I see there is a technical and service modeling challenge to distribute the service and data under a service like kernel.org. One interesting technology to riddle oneself's design brain cells was lately introduced at lwn.net: Is it FileTea time?
https://lwn.net/Articles/458537/

The current mirroring model has pretty limited function today and, in respect to the above hint in FileTea, I think it pretty much wastes resources to what it seems worth in a service interuption case like this as the ultimate goal is to keep the service unaffected whatever happened. The mirrors do have their value, that is undeniable.

linux-next on github

Posted Sep 21, 2011 18:34 UTC (Wed) by dlang (subscriber, #313) [Link]

the fact that kernel.org takes the time to explicitly acknowledge the donation of individual servers (however large they are) is a good indication of how small they are.

linux-next on github

Posted Sep 21, 2011 13:22 UTC (Wed) by corbet (editor, #1) [Link]

Actually, kernel.org has a full-time admin paid by the Linux Foundation.

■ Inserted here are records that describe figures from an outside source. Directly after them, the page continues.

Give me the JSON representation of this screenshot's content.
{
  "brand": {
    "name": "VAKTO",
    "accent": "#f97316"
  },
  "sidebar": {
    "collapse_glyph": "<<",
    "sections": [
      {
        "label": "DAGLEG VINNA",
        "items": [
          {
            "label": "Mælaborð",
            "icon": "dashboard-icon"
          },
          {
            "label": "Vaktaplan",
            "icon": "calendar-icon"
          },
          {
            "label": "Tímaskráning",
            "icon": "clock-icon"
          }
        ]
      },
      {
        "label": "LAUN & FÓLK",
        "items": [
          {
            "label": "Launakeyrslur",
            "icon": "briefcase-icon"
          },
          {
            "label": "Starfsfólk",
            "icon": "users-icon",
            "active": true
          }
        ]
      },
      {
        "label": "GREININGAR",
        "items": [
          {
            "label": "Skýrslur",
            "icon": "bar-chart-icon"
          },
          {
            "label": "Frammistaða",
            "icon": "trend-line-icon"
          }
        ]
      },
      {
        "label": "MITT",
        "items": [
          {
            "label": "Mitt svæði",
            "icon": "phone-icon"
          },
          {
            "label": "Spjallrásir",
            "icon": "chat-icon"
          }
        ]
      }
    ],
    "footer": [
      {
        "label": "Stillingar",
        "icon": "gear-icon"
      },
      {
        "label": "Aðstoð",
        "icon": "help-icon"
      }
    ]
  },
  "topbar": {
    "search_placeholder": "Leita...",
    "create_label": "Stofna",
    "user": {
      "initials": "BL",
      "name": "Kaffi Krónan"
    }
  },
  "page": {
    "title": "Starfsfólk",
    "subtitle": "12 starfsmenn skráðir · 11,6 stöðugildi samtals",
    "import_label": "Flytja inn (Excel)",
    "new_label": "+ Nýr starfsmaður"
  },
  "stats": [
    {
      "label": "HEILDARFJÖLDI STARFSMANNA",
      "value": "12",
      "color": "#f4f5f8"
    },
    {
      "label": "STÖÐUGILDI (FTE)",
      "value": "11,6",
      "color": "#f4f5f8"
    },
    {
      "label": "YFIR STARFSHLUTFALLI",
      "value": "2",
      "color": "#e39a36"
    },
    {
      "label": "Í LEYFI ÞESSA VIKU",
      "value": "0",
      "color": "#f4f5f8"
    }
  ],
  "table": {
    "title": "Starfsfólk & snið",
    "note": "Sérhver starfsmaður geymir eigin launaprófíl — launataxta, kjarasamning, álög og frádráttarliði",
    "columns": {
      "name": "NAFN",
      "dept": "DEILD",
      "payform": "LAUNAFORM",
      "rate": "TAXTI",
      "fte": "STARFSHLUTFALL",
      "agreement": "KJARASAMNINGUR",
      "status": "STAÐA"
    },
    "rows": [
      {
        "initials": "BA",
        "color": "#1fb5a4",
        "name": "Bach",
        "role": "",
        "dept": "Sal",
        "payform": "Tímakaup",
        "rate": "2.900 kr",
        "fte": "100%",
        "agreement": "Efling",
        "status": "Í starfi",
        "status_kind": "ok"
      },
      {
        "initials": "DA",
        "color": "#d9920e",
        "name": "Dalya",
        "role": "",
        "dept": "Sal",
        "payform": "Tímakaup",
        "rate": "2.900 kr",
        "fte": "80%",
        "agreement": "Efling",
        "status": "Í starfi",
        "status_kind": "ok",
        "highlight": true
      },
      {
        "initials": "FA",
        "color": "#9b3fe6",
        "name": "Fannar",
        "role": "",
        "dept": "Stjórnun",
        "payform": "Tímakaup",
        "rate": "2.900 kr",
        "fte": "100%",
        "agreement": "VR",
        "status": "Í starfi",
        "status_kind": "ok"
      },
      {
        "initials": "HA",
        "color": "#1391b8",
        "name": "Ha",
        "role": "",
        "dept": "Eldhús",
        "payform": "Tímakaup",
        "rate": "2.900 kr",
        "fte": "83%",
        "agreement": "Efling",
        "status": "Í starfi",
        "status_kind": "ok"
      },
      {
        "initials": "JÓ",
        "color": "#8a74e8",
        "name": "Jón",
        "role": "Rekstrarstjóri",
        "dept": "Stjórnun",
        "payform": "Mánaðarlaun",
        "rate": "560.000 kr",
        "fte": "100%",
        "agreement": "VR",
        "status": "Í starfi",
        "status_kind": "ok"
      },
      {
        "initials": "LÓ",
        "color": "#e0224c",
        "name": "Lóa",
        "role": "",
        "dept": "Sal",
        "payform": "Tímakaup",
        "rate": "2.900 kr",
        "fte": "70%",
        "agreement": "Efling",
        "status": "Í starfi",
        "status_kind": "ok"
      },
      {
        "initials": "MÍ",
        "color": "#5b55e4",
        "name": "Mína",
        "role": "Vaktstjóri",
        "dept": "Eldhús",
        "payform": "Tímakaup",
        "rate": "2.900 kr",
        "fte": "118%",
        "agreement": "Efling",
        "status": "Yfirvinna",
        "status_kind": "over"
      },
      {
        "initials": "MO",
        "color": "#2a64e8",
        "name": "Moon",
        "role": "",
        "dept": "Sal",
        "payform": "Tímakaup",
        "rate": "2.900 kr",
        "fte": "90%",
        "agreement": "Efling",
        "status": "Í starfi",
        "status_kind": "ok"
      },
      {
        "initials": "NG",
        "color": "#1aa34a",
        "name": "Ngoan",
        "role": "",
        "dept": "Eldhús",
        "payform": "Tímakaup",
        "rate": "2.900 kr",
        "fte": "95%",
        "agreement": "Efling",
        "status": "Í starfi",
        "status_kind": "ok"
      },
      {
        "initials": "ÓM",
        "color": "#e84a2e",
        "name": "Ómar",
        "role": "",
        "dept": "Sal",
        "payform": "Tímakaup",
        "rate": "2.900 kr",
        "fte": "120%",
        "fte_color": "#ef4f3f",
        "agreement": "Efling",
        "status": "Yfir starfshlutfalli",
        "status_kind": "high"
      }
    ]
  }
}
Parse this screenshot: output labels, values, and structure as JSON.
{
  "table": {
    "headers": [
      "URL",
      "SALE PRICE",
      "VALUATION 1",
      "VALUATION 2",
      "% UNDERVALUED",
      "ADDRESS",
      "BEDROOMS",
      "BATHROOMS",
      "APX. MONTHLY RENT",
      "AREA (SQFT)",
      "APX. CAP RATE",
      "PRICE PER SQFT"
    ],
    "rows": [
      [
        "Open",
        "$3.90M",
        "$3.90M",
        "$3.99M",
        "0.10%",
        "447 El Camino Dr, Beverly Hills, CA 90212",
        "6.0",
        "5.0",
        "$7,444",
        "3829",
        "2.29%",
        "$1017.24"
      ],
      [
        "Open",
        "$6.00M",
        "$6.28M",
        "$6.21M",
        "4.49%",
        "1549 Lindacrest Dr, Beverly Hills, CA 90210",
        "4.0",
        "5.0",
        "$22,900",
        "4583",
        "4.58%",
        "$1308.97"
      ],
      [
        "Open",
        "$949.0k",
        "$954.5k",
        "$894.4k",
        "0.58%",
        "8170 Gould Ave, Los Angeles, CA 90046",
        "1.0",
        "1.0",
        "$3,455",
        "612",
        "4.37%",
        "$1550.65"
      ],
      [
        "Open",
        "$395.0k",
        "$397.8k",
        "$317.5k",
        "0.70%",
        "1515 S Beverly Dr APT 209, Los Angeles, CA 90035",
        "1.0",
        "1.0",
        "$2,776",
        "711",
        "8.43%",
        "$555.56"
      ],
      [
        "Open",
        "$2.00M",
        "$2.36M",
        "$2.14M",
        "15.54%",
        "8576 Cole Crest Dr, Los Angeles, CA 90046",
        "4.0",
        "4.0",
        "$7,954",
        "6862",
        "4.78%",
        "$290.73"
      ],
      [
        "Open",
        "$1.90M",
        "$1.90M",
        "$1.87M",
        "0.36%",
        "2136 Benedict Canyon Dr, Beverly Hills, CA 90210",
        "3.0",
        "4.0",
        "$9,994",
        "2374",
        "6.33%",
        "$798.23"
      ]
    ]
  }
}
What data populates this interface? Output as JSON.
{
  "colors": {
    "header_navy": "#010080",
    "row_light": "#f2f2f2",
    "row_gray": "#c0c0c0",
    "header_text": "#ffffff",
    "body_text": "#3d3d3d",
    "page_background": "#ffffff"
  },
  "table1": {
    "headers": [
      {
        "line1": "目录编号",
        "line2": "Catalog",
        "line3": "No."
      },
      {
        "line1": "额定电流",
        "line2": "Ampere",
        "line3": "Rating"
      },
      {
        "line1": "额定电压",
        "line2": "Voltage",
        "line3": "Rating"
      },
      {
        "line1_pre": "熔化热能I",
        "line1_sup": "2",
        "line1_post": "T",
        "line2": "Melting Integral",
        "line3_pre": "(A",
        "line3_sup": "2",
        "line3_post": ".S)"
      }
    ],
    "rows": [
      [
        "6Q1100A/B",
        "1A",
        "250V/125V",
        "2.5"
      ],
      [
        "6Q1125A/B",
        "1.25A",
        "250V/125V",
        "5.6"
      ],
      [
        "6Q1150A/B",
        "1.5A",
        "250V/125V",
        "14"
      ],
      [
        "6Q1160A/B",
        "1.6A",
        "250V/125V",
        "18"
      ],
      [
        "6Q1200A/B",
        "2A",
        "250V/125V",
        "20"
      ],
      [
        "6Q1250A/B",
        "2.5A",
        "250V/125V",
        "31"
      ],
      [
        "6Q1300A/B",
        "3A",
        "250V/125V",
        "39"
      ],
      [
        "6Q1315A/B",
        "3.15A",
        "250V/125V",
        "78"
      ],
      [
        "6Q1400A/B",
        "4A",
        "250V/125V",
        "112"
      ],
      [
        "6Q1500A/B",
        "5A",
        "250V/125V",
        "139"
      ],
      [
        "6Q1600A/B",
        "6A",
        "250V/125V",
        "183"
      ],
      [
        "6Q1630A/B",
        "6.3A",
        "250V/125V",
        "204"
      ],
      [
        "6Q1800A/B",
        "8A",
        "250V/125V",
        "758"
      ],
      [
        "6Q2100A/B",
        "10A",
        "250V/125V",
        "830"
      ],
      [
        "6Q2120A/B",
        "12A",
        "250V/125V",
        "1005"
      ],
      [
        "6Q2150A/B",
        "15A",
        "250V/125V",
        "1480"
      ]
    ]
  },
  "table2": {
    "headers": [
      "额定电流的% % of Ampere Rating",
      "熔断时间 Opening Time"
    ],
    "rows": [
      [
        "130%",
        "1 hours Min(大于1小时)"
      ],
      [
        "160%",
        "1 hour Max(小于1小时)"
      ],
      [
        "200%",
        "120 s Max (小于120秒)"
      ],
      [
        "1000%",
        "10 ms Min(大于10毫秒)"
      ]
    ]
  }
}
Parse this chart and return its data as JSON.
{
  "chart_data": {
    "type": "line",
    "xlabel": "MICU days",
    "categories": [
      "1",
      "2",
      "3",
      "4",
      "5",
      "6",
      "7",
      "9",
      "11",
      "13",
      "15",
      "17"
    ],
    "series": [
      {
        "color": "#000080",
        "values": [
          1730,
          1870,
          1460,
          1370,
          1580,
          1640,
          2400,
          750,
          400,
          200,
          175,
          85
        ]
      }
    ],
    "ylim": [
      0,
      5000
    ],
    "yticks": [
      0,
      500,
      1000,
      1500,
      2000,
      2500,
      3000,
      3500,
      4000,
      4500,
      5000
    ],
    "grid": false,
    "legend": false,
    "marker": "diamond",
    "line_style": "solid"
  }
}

I suspect he's working rather more than full time at the moment, though.

linux-next on github

Posted Sep 21, 2011 18:44 UTC (Wed) by dlang (subscriber, #313) [Link]

one thing to remember is that if they have called in the FBI to investigate the hacks, the FBI imposes a lot of gag restrictions.

I really wish we could get more information about what sort of progress that they are making. Based on what they've published so far I am taking their silence as indications that they haven't found anything else tinkered with (with the knowledge that the FBI may be trying to sit on them)

They are doing a lot of checking, and when you are talking about disk arrays as large as what they have (66 drives on a single machine), just the time to _read_ all that data in to the system (let alone getting the upstream version to compare to) can take several days.

linux-next on github

Posted Sep 23, 2011 7:43 UTC (Fri) by dmk (subscriber, #50141) [Link]

Their was one tweet teaser from the excited admin that it would be great and huge what was coming.